With Odin’s multiple results, strong type system, and enum
s & union
s, error handling is a lot nice to deal with.
Nulls
I think the notion that “null” is a billion dollar mistake is well overblown. NULL
/nil
is just one of many invalid memory addresses, and in practice most of invalid memory address are not NULL
. This is related to the drunkard’s search principle (a drunk man looks for his lost keys at night under a lamppost because he can see in that area). I have found that null pointers are usually very easy to find and fix, especially since most platforms reserve the first page of (virtual) memory to check for these errors.
In theory, NULL
is still a perfectly valid memory address it is just that we have decided on the convention that NULL
is useful for marking a pointer as unset.
Many languages now have support for maybe/option types or nullable types (monads), however I am still not a huge fan of them in practice as I rarely require them in systems-level programming. I know very well this is a “controversial” opinion, but systems-level programming languages deal with memory all the time and can easily get into “unsafe” states on purpose. Restricting this can actually make things like custom allocators very difficult to implement, along with other things2.
Odin can technically implement a maybe type through union
but not to the extent many people would like (especially with the syntactic sugar).
Assignment as expression
I completely agree that assignment as an expression is a bad idea and causes more problems than the utility it gives.
No hyphens in identifiers
I think using possible operators in identifiers is just waiting for trouble, even if it “looks pretty”.
Braces and semicolons
This is mainly an aesthetic thing with huge consequences. Braces and semicolons serve purposes. Braces denote a new block and semicolons terminate a statement.
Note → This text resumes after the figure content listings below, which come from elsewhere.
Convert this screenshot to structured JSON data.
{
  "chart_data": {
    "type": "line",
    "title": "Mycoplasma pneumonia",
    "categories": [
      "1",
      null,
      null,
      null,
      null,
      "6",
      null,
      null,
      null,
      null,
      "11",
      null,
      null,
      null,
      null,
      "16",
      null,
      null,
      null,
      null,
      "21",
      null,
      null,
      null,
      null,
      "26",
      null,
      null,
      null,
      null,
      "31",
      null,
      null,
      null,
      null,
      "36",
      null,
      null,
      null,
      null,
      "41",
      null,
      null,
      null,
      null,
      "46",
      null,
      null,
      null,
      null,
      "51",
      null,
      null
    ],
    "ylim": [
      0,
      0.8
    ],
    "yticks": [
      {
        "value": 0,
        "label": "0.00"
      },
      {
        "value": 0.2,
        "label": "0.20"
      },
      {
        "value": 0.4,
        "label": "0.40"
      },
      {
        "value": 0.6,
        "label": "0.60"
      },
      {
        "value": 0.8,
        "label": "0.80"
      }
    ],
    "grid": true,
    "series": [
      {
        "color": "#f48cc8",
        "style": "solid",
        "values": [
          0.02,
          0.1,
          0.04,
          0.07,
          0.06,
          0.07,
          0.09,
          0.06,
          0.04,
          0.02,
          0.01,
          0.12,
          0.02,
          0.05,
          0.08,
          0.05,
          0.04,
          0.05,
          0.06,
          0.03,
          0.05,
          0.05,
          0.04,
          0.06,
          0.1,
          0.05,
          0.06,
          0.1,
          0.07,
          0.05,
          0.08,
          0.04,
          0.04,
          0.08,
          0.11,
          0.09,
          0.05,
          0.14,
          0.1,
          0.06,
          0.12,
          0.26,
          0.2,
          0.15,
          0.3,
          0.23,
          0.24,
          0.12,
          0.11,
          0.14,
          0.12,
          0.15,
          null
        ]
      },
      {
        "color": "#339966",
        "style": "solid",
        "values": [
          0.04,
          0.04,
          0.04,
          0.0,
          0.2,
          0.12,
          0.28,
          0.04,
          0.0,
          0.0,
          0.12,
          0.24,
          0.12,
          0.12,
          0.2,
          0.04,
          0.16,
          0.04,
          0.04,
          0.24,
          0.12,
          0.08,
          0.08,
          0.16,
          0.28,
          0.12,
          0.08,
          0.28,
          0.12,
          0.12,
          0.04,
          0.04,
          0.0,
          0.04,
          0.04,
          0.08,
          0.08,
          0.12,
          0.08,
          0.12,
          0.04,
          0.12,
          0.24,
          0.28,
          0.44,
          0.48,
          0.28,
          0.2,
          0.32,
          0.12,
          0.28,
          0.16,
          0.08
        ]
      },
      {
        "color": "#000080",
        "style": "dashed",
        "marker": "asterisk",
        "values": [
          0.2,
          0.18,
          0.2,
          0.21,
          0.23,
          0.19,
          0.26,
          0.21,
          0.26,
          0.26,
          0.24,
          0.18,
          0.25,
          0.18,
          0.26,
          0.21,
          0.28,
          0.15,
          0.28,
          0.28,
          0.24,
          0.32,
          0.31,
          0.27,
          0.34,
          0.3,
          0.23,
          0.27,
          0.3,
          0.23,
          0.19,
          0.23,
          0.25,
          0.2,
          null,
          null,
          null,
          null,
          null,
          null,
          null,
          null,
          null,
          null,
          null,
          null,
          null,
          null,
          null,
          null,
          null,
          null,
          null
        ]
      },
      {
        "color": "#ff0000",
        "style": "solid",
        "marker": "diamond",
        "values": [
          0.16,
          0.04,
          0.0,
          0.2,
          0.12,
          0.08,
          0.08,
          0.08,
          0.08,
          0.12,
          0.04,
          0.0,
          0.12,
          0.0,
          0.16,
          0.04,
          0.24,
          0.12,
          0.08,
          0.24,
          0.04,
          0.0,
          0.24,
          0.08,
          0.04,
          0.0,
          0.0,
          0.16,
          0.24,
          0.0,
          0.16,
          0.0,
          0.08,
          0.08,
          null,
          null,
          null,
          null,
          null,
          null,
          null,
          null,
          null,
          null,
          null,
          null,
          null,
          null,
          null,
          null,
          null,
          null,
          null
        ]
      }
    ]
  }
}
If you want to remove semicolons from a language, you will either need to enforce a brace style (like Go) or have sensitive white-space through something like Python’s offside rule.
For Odin, I wanted braces but I did not want to enforce a code style on the use at the language level, which means that it requires semicolons.
I could have gone with Python’s offside rule but I personally prefer braces even if I enjoy programming in Python.
Blaming the programmer
A lot of the issues in C come from C’s poor and lacking type system. I am not against “blaming the programmer”, in theory, for a systems-level programming language because in many cases you are meant to be able to shoot your foot off if you so do wish. However, I do think providing extra structure to the type system to not require the user having to do any of this is a very good idea.
Conclusion
A lot of C’s mistakes are only mistakes in retrospective, but C is still an extremely useful language to use, and I am still extremely productive in it.
To quote Fred Brooks in his book No Silver Bullet – Essence and Accident in Software Engineering:
There is no single development, in either technology or management technique, which by itself promises even one order of magnitude [tenfold] improvement within a decade in productivity, in reliability, in simplicity.
And sadly, this is still true with regards to comparing C to other higher level general purpose languages, as they do not offer an order of magnitude improvement in productivity. C hit a local maximum of productive for which so many still have yet to understand why and learn from.